I nuovi cieli e la nuova terra

Testi: 2^ Pietro 3: 3 – 13     Apocalisse 21: 1 – 7

 

Le prime comunità di cristiani vivevano nella trepidante attesa del ritorno di Cristo in tutta la sua gloria, aspettandola come una cosa imminente che sarebbe accaduta nello spazio di poche generazioni; conseguentemente la loro vita di ogni giorno era simile a quella di una persona che da un momento all’altro sa di dover partire per un posto nuovo, ed è pronta a lasciarsi alle spalle tutto il resto.

Col passare degli anni però apparve chiaro che il ritorno di Cristo non sarebbe stata una cosa così imminente.

Lo stesso apostolo Pietro all’inizio del brano proposto oggi mette in guardia contro coloro che, col passare del tempo, non vedendo il ritorno di Cristo, cominciavano a dubitare della sua promessa; e ricorda che per il Signore il concetto di tempo è molto diverso dal nostro: “…per il Signore un giorno è come 1000 anni …”.

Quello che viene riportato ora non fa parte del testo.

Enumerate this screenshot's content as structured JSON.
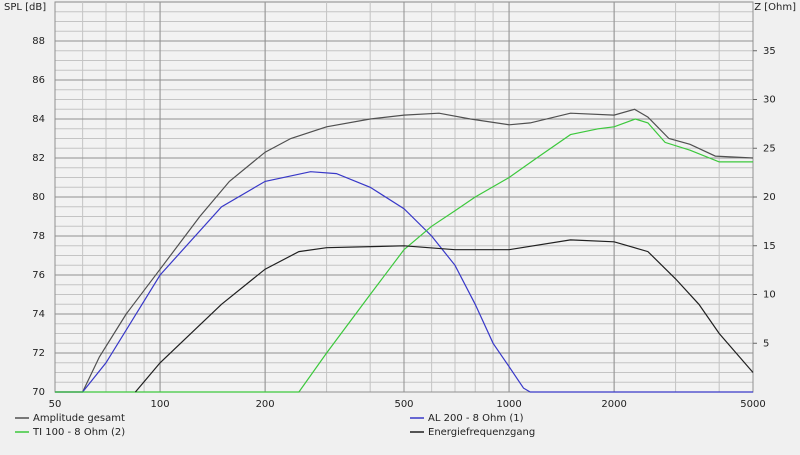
{
  "chart_data": {
    "type": "line",
    "ylabel": "SPL [dB]",
    "y2label": "Z [Ohm]",
    "xscale": "log",
    "xlim": [
      50,
      5000
    ],
    "xticks": [
      50,
      100,
      200,
      500,
      1000,
      2000,
      5000
    ],
    "ylim": [
      70,
      90
    ],
    "yticks": [
      70,
      72,
      74,
      76,
      78,
      80,
      82,
      84,
      86,
      88
    ],
    "y2lim": [
      0,
      40
    ],
    "y2ticks": [
      5,
      10,
      15,
      20,
      25,
      30,
      35
    ],
    "grid": true,
    "series": [
      {
        "name": "Amplitude gesamt",
        "color": "#505050",
        "x": [
          50,
          60,
          67,
          80,
          100,
          130,
          158,
          200,
          237,
          300,
          400,
          500,
          630,
          775,
          1000,
          1150,
          1500,
          2000,
          2290,
          2500,
          2870,
          3300,
          3900,
          5000
        ],
        "values": [
          70,
          70,
          71.8,
          74,
          76.3,
          79,
          80.8,
          82.3,
          83,
          83.6,
          84,
          84.2,
          84.3,
          84,
          83.7,
          83.8,
          84.3,
          84.2,
          84.5,
          84.1,
          83,
          82.7,
          82.1,
          82
        ]
      },
      {
        "name": "AL 200 - 8 Ohm (1)",
        "color": "#3838c8",
        "x": [
          50,
          60,
          70,
          100,
          150,
          200,
          270,
          320,
          400,
          500,
          600,
          700,
          800,
          900,
          1000,
          1100,
          1150,
          5000
        ],
        "values": [
          70,
          70,
          71.5,
          76,
          79.5,
          80.8,
          81.3,
          81.2,
          80.5,
          79.4,
          78,
          76.5,
          74.5,
          72.5,
          71.3,
          70.2,
          70,
          70
        ]
      },
      {
        "name": "TI 100 - 8 Ohm (2)",
        "color": "#3cc83c",
        "x": [
          50,
          250,
          300,
          400,
          500,
          600,
          700,
          800,
          1000,
          1200,
          1500,
          1800,
          2000,
          2300,
          2500,
          2800,
          3300,
          4000,
          5000
        ],
        "values": [
          70,
          70,
          72,
          75,
          77.3,
          78.5,
          79.3,
          80,
          81,
          82,
          83.2,
          83.5,
          83.6,
          84,
          83.8,
          82.8,
          82.4,
          81.8,
          81.8
        ]
      },
      {
        "name": "Energiefrequenzgang",
        "color": "#202020",
        "x": [
          85,
          100,
          150,
          200,
          250,
          300,
          500,
          700,
          1000,
          1500,
          2000,
          2500,
          3000,
          3500,
          4000,
          5000
        ],
        "values": [
          70,
          71.5,
          74.5,
          76.3,
          77.2,
          77.4,
          77.5,
          77.3,
          77.3,
          77.8,
          77.7,
          77.2,
          75.8,
          74.5,
          73,
          71
        ]
      }
    ]
  }
}
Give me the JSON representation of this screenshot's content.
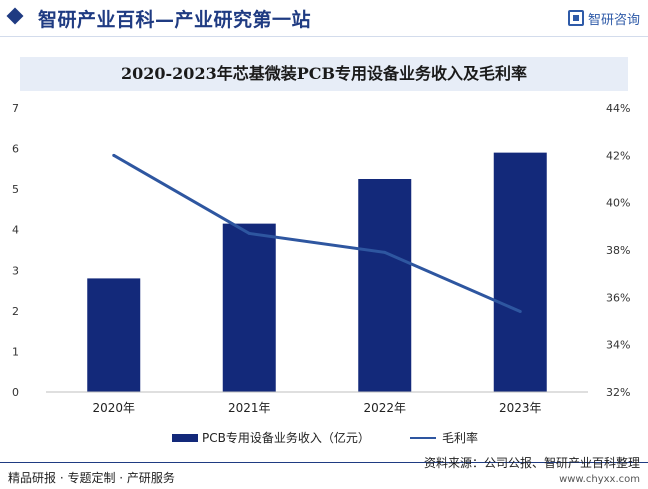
{
  "header": {
    "title": "智研产业百科—产业研究第一站",
    "logo_text": "智研咨询"
  },
  "colors": {
    "brand": "#1f3b82",
    "bar": "#13297a",
    "line": "#2e56a0",
    "banner_bg": "#e7edf7"
  },
  "chart_data": {
    "type": "bar",
    "title": "2020-2023年芯基微装PCB专用设备业务收入及毛利率",
    "categories": [
      "2020年",
      "2021年",
      "2022年",
      "2023年"
    ],
    "series": [
      {
        "name": "PCB专用设备业务收入（亿元）",
        "type": "bar",
        "axis": "left",
        "values": [
          2.8,
          4.15,
          5.25,
          5.9
        ]
      },
      {
        "name": "毛利率",
        "type": "line",
        "axis": "right",
        "values": [
          42.0,
          38.7,
          37.9,
          35.4
        ]
      }
    ],
    "y_left": {
      "min": 0,
      "max": 7,
      "ticks": [
        "0",
        "1",
        "2",
        "3",
        "4",
        "5",
        "6",
        "7"
      ]
    },
    "y_right": {
      "min": 32,
      "max": 44,
      "ticks": [
        "32%",
        "34%",
        "36%",
        "38%",
        "40%",
        "42%",
        "44%"
      ]
    },
    "grid": false,
    "legend_position": "bottom"
  },
  "footer": {
    "left": "精品研报 · 专题定制 · 产研服务",
    "source": "资料来源：公司公报、智研产业百科整理",
    "url": "www.chyxx.com"
  }
}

Cristo stesso, interrogato dagli Apostoli sul giorno e l’ora del giudizio finale (Mt 24:36) precisa che: “…quanto a quel giorno e a quell’ora, nessuno lo sa, neppure gli angeli del cielo, neppure il Figlio, ma il Padre solo…”.

Non è quindi importante “quando” queste cose accadranno, cioè quando Cristo ritornerà nella gloria, visto che l’obiettivo di Cristo è quello di lasciare il tempo a tutte le generazioni, passate, presente e future di ravvedersi e giungere alla salvezza, e per questo è necessario che il suo Evangelo sia prima predicato a tutto il mondo … poi verrà la fine;

è bensì importante per noi sapere che tutto quello che Cristo ci ha promesso sarà mantenuto.

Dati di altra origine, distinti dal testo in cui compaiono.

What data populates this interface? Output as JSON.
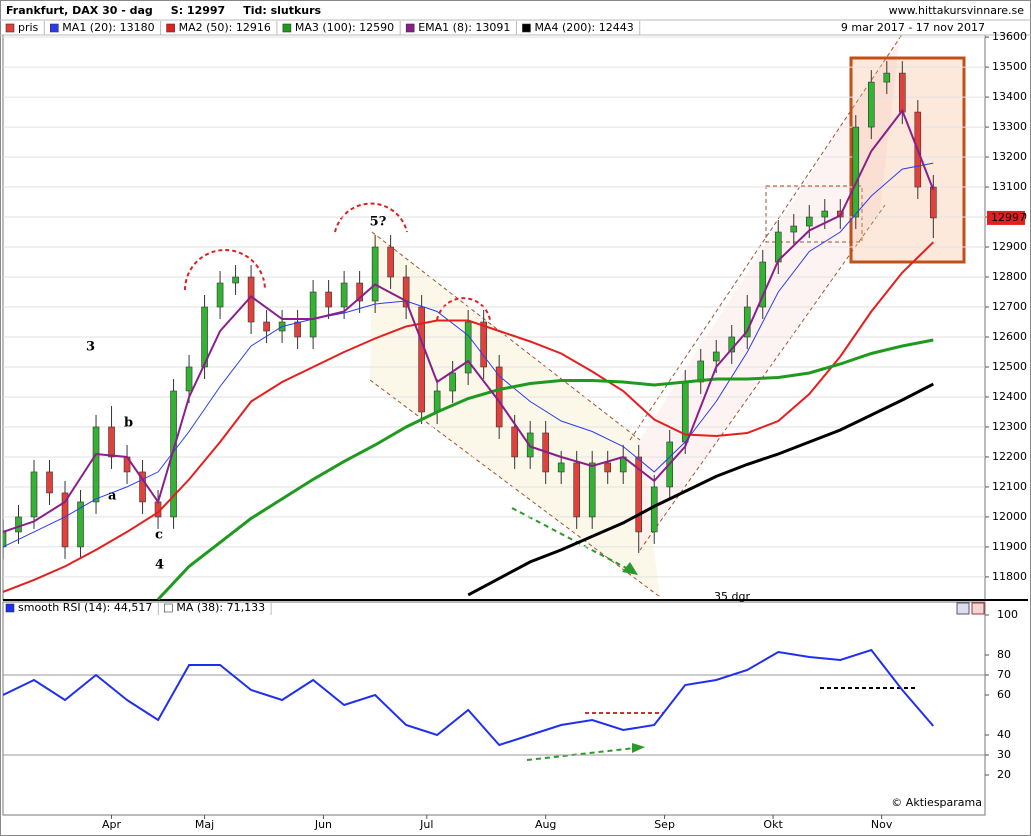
{
  "chart_data": [
    {
      "type": "candlestick",
      "title": "Frankfurt, DAX 30 - dag",
      "header_items": [
        "S: 12997",
        "Tid: slutkurs"
      ],
      "source": "www.hittakursvinnare.se",
      "date_range": "9 mar 2017 - 17 nov 2017",
      "annotations": [
        "3",
        "b",
        "a",
        "c",
        "4",
        "5?",
        "35 dgr"
      ],
      "xlim": [
        0,
        190
      ],
      "ylim": [
        11723,
        13607
      ],
      "yticks": [
        11800,
        11900,
        12000,
        12100,
        12200,
        12300,
        12400,
        12500,
        12600,
        12700,
        12800,
        12900,
        13000,
        13100,
        13200,
        13300,
        13400,
        13500,
        13600
      ],
      "grid": true,
      "candles": {
        "name": "pris",
        "color": "#e0413a",
        "up_color": "#33b233",
        "down_color": "#e0413a",
        "x": [
          0,
          3,
          6,
          9,
          12,
          15,
          18,
          21,
          24,
          27,
          30,
          33,
          36,
          39,
          42,
          45,
          48,
          51,
          54,
          57,
          60,
          63,
          66,
          69,
          72,
          75,
          78,
          81,
          84,
          87,
          90,
          93,
          96,
          99,
          102,
          105,
          108,
          111,
          114,
          117,
          120,
          123,
          126,
          129,
          132,
          135,
          138,
          141,
          144,
          147,
          150,
          153,
          156,
          159,
          162,
          165,
          168,
          171,
          174,
          177,
          180
        ],
        "open": [
          11900,
          11950,
          12000,
          12150,
          12080,
          11900,
          12050,
          12300,
          12200,
          12150,
          12050,
          12000,
          12420,
          12500,
          12700,
          12780,
          12800,
          12650,
          12620,
          12650,
          12600,
          12750,
          12700,
          12780,
          12720,
          12900,
          12800,
          12700,
          12350,
          12420,
          12480,
          12650,
          12500,
          12300,
          12200,
          12280,
          12150,
          12180,
          12000,
          12180,
          12150,
          12200,
          11950,
          12100,
          12250,
          12450,
          12520,
          12550,
          12600,
          12700,
          12850,
          12950,
          12970,
          13000,
          13020,
          13000,
          13300,
          13450,
          13480,
          13350,
          13100
        ],
        "high": [
          11990,
          12040,
          12190,
          12190,
          12120,
          12090,
          12340,
          12370,
          12240,
          12190,
          12090,
          12460,
          12540,
          12740,
          12820,
          12840,
          12840,
          12690,
          12690,
          12690,
          12790,
          12790,
          12820,
          12820,
          12940,
          12940,
          12840,
          12740,
          12460,
          12520,
          12690,
          12690,
          12540,
          12340,
          12320,
          12320,
          12220,
          12220,
          12220,
          12220,
          12240,
          12240,
          12140,
          12290,
          12490,
          12560,
          12590,
          12640,
          12740,
          12890,
          12990,
          13010,
          13040,
          13060,
          13060,
          13340,
          13490,
          13520,
          13520,
          13390,
          13140
        ],
        "low": [
          11860,
          11910,
          11960,
          12040,
          11860,
          11860,
          12010,
          12160,
          12110,
          12010,
          11960,
          11960,
          12380,
          12460,
          12660,
          12740,
          12610,
          12580,
          12580,
          12560,
          12560,
          12660,
          12660,
          12680,
          12680,
          12760,
          12660,
          12310,
          12310,
          12380,
          12440,
          12460,
          12260,
          12160,
          12160,
          12110,
          12110,
          11960,
          11960,
          12110,
          12110,
          11880,
          11910,
          12060,
          12210,
          12410,
          12480,
          12510,
          12560,
          12660,
          12810,
          12910,
          12930,
          12960,
          12960,
          12960,
          13260,
          13410,
          13310,
          13060,
          12930
        ],
        "close": [
          11950,
          12000,
          12150,
          12080,
          11900,
          12050,
          12300,
          12200,
          12150,
          12050,
          12000,
          12420,
          12500,
          12700,
          12780,
          12800,
          12650,
          12620,
          12650,
          12600,
          12750,
          12700,
          12780,
          12720,
          12900,
          12800,
          12700,
          12350,
          12420,
          12480,
          12650,
          12500,
          12300,
          12200,
          12280,
          12150,
          12180,
          12000,
          12180,
          12150,
          12200,
          11950,
          12100,
          12250,
          12450,
          12520,
          12550,
          12600,
          12700,
          12850,
          12950,
          12970,
          13000,
          13020,
          13000,
          13300,
          13450,
          13480,
          13350,
          13100,
          12997
        ]
      },
      "x": [
        0,
        6,
        12,
        18,
        24,
        30,
        36,
        42,
        48,
        54,
        60,
        66,
        72,
        78,
        84,
        90,
        96,
        102,
        108,
        114,
        120,
        126,
        132,
        138,
        144,
        150,
        156,
        162,
        168,
        174,
        180
      ],
      "series": [
        {
          "name": "MA1 (20): 13180",
          "color": "#2b3cf0",
          "width": 1,
          "values": [
            11900,
            11950,
            12000,
            12060,
            12100,
            12150,
            12285,
            12435,
            12570,
            12635,
            12660,
            12680,
            12710,
            12720,
            12685,
            12605,
            12470,
            12385,
            12320,
            12285,
            12235,
            12150,
            12250,
            12385,
            12550,
            12750,
            12885,
            12950,
            13070,
            13160,
            13180
          ]
        },
        {
          "name": "MA2 (50): 12916",
          "color": "#e61e1e",
          "width": 2,
          "values": [
            11750,
            11790,
            11835,
            11890,
            11950,
            12015,
            12125,
            12250,
            12385,
            12450,
            12500,
            12550,
            12595,
            12635,
            12655,
            12655,
            12620,
            12585,
            12545,
            12485,
            12420,
            12325,
            12275,
            12270,
            12280,
            12320,
            12410,
            12535,
            12685,
            12815,
            12916
          ]
        },
        {
          "name": "MA3 (100): 12590",
          "color": "#1f9a1f",
          "width": 3,
          "values": [
            null,
            null,
            null,
            null,
            null,
            11725,
            11835,
            11915,
            11995,
            12060,
            12125,
            12185,
            12240,
            12300,
            12350,
            12395,
            12425,
            12445,
            12455,
            12455,
            12450,
            12440,
            12450,
            12460,
            12460,
            12465,
            12480,
            12510,
            12545,
            12570,
            12590
          ]
        },
        {
          "name": "EMA1 (8): 13091",
          "color": "#8a1e8a",
          "width": 2,
          "values": [
            11950,
            11985,
            12050,
            12210,
            12200,
            12050,
            12400,
            12620,
            12735,
            12660,
            12660,
            12685,
            12775,
            12720,
            12450,
            12520,
            12385,
            12235,
            12200,
            12170,
            12200,
            12120,
            12235,
            12500,
            12620,
            12855,
            12955,
            13005,
            13220,
            13355,
            13091
          ]
        },
        {
          "name": "MA4 (200): 12443",
          "color": "#000000",
          "width": 3,
          "values": [
            null,
            null,
            null,
            null,
            null,
            null,
            null,
            null,
            null,
            null,
            null,
            null,
            null,
            null,
            null,
            11740,
            11795,
            11850,
            11890,
            11935,
            11980,
            12035,
            12085,
            12135,
            12175,
            12210,
            12250,
            12290,
            12340,
            12390,
            12443
          ]
        }
      ]
    },
    {
      "type": "line",
      "credit": "© Aktiesparama",
      "legend": [
        "MA (38): 71,133"
      ],
      "xlim": [
        0,
        190
      ],
      "xticks": [
        {
          "value": 21,
          "label": "Apr"
        },
        {
          "value": 39,
          "label": "Maj"
        },
        {
          "value": 62,
          "label": "Jun"
        },
        {
          "value": 82,
          "label": "Jul"
        },
        {
          "value": 105,
          "label": "Aug"
        },
        {
          "value": 128,
          "label": "Sep"
        },
        {
          "value": 149,
          "label": "Okt"
        },
        {
          "value": 170,
          "label": "Nov"
        }
      ],
      "ylim": [
        0,
        106
      ],
      "yticks": [
        20,
        30,
        40,
        60,
        70,
        80,
        100
      ],
      "reference_lines": [
        70,
        30
      ],
      "x": [
        0,
        6,
        12,
        18,
        24,
        30,
        36,
        42,
        48,
        54,
        60,
        66,
        72,
        78,
        84,
        90,
        96,
        102,
        108,
        114,
        120,
        126,
        132,
        138,
        144,
        150,
        156,
        162,
        168,
        174,
        180
      ],
      "series": [
        {
          "name": "smooth RSI (14): 44,517",
          "color": "#1f2ff0",
          "values": [
            60,
            67.5,
            57.5,
            70,
            57.5,
            47.5,
            75,
            75,
            62.5,
            57.5,
            67.5,
            55,
            60,
            45,
            40,
            52.5,
            35,
            40,
            45,
            47.5,
            42.5,
            45,
            65,
            67.5,
            72.5,
            81.5,
            79,
            77.5,
            82.5,
            62.5,
            44.517
          ]
        }
      ]
    }
  ]
}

L’errore da cui l’Apostolo Pietro ci mette in guardia è quello di pensare che la promessa del ritorno di Cristo non si adempirà perché da quando è stata fatta è ormai passato troppo tempo senza che nulla sia accaduto.

È l’errore che noi, credenti e non, commettiamo regolarmente. Noi misuriamo tutto secondo il nostro personale metro, che è ben diverso dal metro di Dio.

Dalle morte e risurrezione di Cristo fino ad oggi possiamo stimare che sulla terra si siano succedute dalle 80 alle 100 generazioni di cristiani; ebbene ognuna di esse ha pensato, sperato, o temuto, a seconda dei punti di vista, di essere “la generazione” prescelta per assistere in vita al ritorno di Cristo, cioè “l’ultima generazione”.

Nessuna di queste lo è stata, e molto probabilmente non saremo neanche noi i testimoni di questo ritorno, e comunque nessuno lo può sapere, neanche quelle persone che all’avvicinarsi di date particolari come l’anno 1000, o il 2000, o il temuto 2012, hanno identificati in numeri puramente “umani” le date scelte da Dio per portare a compimento il suo Regno.

Quello che è certo è che queste generazioni di cristiani sono morte nella speranza della risurrezione in Cristo, e che vedranno il ritorno di Cristo nella sua gloria quando risorgeranno a nuova vita nell’ultimo giorno.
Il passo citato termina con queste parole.